Here is the new version, the blue barrel is gone as I bought a new DC pump with higher lift (up to 220 feet) https://www.nemopumps.com/nemo-pump/ Its connected to the three solar panels on top of the well which add up to around 180 watts in full sun (they are over 20 years old and still put out power). For now I manually turn on the pump if I need to when its sunny. There is a float switch in the top of the tank that turns off the pump when it nearly full. I would like to find a low voltage disconnect switch but all the ones I have found need a battery in the loop.

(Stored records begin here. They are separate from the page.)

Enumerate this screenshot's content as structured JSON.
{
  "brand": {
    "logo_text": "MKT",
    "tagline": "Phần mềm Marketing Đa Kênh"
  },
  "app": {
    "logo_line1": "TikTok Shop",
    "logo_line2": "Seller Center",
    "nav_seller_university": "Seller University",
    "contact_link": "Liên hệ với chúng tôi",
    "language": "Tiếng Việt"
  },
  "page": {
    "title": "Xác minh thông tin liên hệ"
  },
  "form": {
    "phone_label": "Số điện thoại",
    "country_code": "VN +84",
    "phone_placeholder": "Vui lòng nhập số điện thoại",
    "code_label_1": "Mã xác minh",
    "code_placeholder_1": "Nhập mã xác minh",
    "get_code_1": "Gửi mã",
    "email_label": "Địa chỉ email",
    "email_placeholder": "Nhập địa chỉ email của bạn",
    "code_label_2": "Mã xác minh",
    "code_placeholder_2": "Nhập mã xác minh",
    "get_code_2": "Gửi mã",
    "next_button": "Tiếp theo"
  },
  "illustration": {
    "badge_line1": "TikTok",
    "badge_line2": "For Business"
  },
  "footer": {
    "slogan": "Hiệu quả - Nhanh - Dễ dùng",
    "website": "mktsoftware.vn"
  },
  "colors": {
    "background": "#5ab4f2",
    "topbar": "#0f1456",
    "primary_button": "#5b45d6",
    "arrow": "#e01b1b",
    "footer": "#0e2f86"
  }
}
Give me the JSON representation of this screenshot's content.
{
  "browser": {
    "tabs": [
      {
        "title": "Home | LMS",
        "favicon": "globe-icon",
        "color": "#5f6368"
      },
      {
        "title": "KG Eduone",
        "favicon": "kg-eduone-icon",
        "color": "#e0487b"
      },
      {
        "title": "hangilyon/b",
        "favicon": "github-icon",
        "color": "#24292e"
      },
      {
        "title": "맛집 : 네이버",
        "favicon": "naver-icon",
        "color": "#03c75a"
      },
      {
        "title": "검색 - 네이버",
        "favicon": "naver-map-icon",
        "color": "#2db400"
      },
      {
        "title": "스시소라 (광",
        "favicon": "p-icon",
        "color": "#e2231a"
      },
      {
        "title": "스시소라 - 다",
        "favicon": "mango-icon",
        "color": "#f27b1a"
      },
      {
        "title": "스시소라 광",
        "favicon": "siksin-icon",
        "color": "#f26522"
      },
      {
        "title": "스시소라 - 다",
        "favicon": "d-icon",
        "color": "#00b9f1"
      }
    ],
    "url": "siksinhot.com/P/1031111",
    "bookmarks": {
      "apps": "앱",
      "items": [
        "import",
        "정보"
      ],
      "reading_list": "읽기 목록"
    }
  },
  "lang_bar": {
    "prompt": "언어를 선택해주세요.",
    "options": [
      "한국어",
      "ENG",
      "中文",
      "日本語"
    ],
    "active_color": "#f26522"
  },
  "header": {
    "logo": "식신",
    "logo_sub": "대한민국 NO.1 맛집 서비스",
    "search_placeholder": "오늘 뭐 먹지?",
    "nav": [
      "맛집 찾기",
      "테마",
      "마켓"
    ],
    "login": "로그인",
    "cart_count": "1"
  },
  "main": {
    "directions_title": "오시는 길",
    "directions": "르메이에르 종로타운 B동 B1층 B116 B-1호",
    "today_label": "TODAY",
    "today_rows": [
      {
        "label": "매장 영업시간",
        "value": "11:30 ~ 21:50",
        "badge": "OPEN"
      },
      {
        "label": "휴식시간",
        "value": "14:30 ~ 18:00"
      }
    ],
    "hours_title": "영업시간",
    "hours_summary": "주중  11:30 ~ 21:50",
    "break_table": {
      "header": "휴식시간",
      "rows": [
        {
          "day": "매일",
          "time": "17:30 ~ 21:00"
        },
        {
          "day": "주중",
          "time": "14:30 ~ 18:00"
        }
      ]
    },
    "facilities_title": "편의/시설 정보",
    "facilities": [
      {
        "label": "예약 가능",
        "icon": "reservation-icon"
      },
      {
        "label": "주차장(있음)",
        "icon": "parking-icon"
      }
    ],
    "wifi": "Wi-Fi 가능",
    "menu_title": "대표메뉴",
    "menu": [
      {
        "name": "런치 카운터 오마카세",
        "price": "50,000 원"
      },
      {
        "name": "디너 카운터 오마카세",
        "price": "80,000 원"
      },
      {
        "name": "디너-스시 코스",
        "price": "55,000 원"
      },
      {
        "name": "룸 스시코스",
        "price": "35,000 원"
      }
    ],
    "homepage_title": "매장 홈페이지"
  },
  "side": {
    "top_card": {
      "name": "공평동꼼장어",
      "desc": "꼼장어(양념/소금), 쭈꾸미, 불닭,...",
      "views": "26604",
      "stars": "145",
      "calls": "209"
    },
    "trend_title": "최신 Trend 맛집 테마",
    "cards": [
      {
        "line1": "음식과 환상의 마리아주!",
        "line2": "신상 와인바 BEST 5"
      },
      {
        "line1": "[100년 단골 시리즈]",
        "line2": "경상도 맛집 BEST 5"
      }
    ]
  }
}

It does not put out a lot of pressure but enough to run a small lawn sprinkler in my garden. Unfortunately I have not found a soaker hose that will work long term. They flow for a few days and then stop flowing.

20220531_095456[1].jpg
 
Last edited by a moderator:

blades

Minister of Fire
Nov 23, 2008
3,745
WI, Leroy
commercial soakers need pressure to weep , very tiny holes/ slits they will gunk up depending on water minerals
 

peakbagger

Minister of Fire
Jul 11, 2008
7,298
Northern NH
Yup, I started with the standard ones and then went with low pressure advertised to work with rain barrels. I did not see a lot of difference. I did drill holes in one of them and it sort of worked.
 

begreen

Mooderator
Staff member
Nov 18, 2005
93,730
South Puget Sound, WA
commercial soakers need pressure to weep , very tiny holes/ slits they will gunk up depending on water minerals
Over time they can also gunk up with internal algae buildup. I quit using them many years ago.
 

peakbagger

Minister of Fire
Jul 11, 2008
7,298
Northern NH
This water supply is from an old well with zero water treatment. The tank sits in the sun with an open top so it heats up and does form some algae. Obviously for garden water I do not want to treat it, the water is "free" from the local fairly reliable ground water source while my household water comes from 300' down in a tight granite aquifer so I will just top apply with a sprinkler.
 

SpaceBus

Minister of Fire
Nov 18, 2018
6,910
Downeast Maine
Over time they can also gunk up with internal algae buildup. I quit using them many years ago.
My guess was some kind of microbial biofilm, but probably not algae unless the soaker hoses allow light to pass through. Currently we are watering our garden by hand twice a day on sunny days, but I am interested in automating this a little bit. Do soaker hoses powered by normal house well water have more longevity/resistance to gunking up?
 

peakbagger

Minister of Fire
Jul 11, 2008
7,298
Northern NH
My experience is soaker hoses on household pressure seem to work better. My house pressure is between 20 and 40 psi. The tank is obviously maybe 3 psi.
 

blades

Minister of Fire
Nov 23, 2008
3,745
WI, Leroy
Seem to work ok for me, working off household pressure- shared well. had a lot of rain so won't need them until later on.
 

begreen

Mooderator
Staff member
Nov 18, 2005
93,730
South Puget Sound, WA
My guess was some kind of microbial biofilm, but probably not algae unless the soaker hoses allow light to pass through. Currently we are watering our garden by hand twice a day on sunny days, but I am interested in automating this a little bit. Do soaker hoses powered by normal house well water have more longevity/resistance to gunking up?
Yes, my term may not be correct. Our water is from treated, artesian springs mostly. The soaker hoses got pressurized water. The film built up over time and got worst overwinter. By the second year, the flow was diminished and as the season went on I noticed some plants not getting enough water. I checked the hoses at the end of the season and they were barely dripping. The next year I switched to drip irrigation for everything and have not had this issue since.